TORONTO, July 8 (Reuters) - Adolescents and young families are
being
hit hardest by the growing rate of homelessness in Canada,
according to ``The Progress of Nations'' annual report by the United Nations
Children's Fund (UNICEF), which was released on Wednesday.
Young people between the ages of 10 and 19 total 4.5 million and
comprise 13.5 percent of Canada's population.
The report estimated Canada has roughly 200,000 homeless people, with
between 5,000 and 12,000 in Toronto, the nation's largest city.
By comparison, the report estimated that there are some three million
homeless people in the 15 member countries of the European Union and
about 750,000 homeless in the United States.
There are no official statistics for the homeless in Canada.
``We have very little in terms of data in Canada about homelessness.

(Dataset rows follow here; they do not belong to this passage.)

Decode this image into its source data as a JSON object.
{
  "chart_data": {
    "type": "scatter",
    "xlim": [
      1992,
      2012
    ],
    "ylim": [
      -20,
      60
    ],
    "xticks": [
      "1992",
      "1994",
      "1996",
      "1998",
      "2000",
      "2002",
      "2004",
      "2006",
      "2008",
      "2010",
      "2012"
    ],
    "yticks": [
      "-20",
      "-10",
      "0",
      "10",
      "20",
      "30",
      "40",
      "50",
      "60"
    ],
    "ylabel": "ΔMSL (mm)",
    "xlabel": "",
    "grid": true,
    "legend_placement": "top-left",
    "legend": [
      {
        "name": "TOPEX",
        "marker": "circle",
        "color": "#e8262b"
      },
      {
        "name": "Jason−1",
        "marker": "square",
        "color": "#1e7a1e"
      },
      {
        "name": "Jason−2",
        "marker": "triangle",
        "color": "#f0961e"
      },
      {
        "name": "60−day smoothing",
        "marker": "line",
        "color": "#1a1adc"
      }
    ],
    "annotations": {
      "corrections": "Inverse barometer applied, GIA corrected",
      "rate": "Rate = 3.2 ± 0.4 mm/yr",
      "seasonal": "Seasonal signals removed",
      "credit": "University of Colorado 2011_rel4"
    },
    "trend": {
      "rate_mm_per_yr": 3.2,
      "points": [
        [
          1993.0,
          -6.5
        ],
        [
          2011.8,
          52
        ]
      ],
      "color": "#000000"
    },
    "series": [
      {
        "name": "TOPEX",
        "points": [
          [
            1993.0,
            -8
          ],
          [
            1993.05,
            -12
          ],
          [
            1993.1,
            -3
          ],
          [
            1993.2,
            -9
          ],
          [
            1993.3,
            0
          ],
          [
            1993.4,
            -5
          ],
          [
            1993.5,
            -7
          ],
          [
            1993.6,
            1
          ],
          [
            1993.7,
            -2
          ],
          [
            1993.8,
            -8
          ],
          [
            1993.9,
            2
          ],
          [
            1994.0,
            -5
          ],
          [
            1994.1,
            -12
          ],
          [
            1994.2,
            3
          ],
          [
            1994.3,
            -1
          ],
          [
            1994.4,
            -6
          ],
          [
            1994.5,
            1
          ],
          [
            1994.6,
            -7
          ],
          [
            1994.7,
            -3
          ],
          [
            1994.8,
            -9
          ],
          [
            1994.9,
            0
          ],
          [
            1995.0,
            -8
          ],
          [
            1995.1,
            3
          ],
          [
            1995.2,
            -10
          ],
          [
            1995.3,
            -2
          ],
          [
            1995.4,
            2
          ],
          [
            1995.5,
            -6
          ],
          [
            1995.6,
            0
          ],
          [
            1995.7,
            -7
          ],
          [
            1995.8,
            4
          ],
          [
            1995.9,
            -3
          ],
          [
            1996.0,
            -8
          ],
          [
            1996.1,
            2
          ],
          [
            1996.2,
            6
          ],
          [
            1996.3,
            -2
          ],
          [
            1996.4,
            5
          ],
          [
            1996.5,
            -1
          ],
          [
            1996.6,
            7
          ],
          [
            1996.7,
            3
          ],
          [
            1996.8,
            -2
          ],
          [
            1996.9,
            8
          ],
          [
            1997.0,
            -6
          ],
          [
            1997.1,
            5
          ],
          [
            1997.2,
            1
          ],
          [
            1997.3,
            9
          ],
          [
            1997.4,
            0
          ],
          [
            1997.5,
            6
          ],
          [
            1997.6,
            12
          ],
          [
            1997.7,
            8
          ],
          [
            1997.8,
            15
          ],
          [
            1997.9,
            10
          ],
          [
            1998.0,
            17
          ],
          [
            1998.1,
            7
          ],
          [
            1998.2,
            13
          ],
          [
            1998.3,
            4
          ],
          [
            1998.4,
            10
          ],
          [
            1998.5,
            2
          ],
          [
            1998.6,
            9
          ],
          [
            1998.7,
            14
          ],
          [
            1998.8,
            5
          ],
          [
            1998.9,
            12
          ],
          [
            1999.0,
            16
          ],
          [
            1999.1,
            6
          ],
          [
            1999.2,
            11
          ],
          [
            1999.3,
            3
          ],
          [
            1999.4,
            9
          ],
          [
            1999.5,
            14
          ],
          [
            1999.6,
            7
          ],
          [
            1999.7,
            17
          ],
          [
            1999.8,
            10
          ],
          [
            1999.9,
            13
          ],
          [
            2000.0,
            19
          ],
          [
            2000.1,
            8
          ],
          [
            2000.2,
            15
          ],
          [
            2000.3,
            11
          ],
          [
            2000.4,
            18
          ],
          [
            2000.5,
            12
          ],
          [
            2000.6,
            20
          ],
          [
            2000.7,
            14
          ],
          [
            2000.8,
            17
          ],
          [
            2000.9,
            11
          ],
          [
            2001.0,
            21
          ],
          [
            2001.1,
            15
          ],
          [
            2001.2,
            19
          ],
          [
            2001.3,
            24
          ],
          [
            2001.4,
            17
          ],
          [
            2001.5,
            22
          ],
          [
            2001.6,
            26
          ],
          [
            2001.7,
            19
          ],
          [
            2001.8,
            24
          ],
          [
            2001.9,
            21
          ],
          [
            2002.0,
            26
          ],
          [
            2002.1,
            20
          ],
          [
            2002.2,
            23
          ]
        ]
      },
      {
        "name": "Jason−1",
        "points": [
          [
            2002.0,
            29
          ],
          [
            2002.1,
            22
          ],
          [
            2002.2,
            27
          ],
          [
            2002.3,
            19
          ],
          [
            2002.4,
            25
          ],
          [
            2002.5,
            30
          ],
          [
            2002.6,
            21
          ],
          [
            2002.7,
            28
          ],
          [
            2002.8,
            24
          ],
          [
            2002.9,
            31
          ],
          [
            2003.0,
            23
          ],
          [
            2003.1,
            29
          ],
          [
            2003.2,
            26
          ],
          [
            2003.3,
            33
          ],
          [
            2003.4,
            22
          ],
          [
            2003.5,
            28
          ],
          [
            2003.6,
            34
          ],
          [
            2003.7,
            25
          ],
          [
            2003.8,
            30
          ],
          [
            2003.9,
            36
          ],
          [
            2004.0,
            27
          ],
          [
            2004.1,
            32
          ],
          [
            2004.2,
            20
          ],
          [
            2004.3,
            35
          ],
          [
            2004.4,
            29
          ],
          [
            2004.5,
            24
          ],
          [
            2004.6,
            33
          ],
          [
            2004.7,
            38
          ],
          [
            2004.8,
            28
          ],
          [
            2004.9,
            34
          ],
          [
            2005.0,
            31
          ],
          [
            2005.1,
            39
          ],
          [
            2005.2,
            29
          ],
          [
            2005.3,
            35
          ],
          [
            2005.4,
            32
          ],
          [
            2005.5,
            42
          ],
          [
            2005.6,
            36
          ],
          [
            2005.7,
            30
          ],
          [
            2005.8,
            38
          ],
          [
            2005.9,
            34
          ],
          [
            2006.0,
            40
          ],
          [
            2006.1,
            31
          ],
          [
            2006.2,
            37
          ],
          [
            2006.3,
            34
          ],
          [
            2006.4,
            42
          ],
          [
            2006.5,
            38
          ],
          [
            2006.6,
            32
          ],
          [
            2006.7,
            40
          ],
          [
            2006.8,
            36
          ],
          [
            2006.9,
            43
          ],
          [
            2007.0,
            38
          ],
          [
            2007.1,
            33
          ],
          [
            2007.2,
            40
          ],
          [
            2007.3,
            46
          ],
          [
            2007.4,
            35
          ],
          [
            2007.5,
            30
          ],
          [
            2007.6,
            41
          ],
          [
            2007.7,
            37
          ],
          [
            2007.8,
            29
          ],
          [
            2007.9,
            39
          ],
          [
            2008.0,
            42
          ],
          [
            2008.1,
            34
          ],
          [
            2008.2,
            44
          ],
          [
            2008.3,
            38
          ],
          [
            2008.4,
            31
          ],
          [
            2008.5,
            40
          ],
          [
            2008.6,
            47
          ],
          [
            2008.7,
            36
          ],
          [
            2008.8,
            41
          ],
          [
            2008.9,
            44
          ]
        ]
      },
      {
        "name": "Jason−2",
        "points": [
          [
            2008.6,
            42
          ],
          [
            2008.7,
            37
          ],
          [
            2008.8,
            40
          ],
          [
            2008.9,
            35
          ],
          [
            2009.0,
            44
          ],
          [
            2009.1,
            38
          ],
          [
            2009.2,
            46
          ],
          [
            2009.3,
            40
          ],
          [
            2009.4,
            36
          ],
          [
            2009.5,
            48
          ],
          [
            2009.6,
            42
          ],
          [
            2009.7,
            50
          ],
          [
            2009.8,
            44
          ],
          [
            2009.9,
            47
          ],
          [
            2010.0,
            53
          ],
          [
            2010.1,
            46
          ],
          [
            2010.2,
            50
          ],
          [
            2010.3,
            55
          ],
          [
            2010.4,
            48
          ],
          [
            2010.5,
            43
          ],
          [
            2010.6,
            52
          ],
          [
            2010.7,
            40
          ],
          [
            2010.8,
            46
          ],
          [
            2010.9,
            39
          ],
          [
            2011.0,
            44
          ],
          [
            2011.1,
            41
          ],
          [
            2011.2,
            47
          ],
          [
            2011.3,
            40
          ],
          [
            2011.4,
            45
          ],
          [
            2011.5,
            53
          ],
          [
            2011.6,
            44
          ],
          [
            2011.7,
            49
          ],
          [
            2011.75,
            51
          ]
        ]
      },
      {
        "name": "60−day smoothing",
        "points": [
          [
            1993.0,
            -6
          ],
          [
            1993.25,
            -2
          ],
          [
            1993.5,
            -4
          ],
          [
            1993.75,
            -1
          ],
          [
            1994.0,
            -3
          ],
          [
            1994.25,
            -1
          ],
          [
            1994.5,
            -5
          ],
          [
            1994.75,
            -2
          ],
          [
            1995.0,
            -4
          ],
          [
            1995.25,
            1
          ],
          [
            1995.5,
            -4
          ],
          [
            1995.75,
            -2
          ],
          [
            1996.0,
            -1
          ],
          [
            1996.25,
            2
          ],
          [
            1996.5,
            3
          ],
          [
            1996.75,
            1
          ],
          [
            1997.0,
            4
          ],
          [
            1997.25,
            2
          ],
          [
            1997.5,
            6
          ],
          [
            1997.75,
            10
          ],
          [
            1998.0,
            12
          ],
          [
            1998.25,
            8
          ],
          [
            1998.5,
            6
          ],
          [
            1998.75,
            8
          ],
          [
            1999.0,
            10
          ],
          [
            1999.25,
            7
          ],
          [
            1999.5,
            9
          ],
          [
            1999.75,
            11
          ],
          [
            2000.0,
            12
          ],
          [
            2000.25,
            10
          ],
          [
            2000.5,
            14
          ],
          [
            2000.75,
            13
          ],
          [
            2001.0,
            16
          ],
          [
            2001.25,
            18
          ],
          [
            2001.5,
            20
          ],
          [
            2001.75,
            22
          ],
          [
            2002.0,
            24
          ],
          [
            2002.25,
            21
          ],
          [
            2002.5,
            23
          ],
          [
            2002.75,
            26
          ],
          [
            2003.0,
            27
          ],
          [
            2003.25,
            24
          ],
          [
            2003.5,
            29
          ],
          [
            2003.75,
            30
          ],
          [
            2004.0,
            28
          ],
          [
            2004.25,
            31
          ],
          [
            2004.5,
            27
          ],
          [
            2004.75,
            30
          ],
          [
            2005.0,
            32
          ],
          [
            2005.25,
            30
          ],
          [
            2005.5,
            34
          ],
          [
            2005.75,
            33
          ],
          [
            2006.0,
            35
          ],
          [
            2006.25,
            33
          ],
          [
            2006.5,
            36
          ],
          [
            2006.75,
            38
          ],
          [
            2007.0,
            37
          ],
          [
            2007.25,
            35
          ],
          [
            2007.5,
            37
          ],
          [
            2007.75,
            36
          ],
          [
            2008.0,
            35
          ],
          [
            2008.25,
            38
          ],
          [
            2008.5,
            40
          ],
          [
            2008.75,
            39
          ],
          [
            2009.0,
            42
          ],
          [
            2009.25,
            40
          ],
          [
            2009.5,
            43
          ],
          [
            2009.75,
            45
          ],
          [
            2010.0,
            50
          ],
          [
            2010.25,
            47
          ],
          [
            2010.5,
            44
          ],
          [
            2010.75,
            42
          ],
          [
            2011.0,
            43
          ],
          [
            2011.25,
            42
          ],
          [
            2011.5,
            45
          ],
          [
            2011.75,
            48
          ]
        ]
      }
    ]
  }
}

We need more data,'' Dawn Walker, executive director of the Canadian
Institute for Child Health told Reuters. ``Right now we're working on
anecdotal information.''
In Toronto, 6,500 people stayed in emergency shelters on a typical
night in late 1997 -- a jump of two thirds in a single year, the
UNICEF report.

``Canada's homeless used to be older men who often had alcohol and
drugs problems,'' said Walker. ``What's happening now is that that
trend is changing and we're getting more and more young people, more
people with young families.''
Welfare cuts by Canada's federal and provincial governments and the
end of rent control in major cities have made it increasingly tough
for the poor to get affordable housing and to qualify for programmes
that might keep them off the street.
``There was no way out,'' Diane Marlow, Minister for International
Cooperation and Minister Responsible for la Francophonie, said at a
UNICEF's press conference in Toronto. ``We had a huge deficit, and we
dealt with that. I think we have to keep working with what we have.''
Marleau also urged all levels of government to work toward eradicating
Canada's homeless problem.
Canada, the United States, Britain and Australia are identified in the
UNICEF report as countries engaged in what it called the
``demonization of caring government,'' because of declining public
investment in social housing and the waning involvement of local
authorities and nonprofit organizations in trying to solve the
homeless problem.
``We've always had people on the street but it used to be kids who did
it in the spring and summer months and it was an interim part of their
lives,'' observed Walker. ``What we're now seeing are young people who
are on the street for many many years. It's becoming much more their
way of life.''
According to the U.N. Convention on the Rights of the Child, every
child has the right to ``a standard of living adequate for the child's
physical, mental, spiritual, moral and social development.''

By definition, homelessness denies all these rights.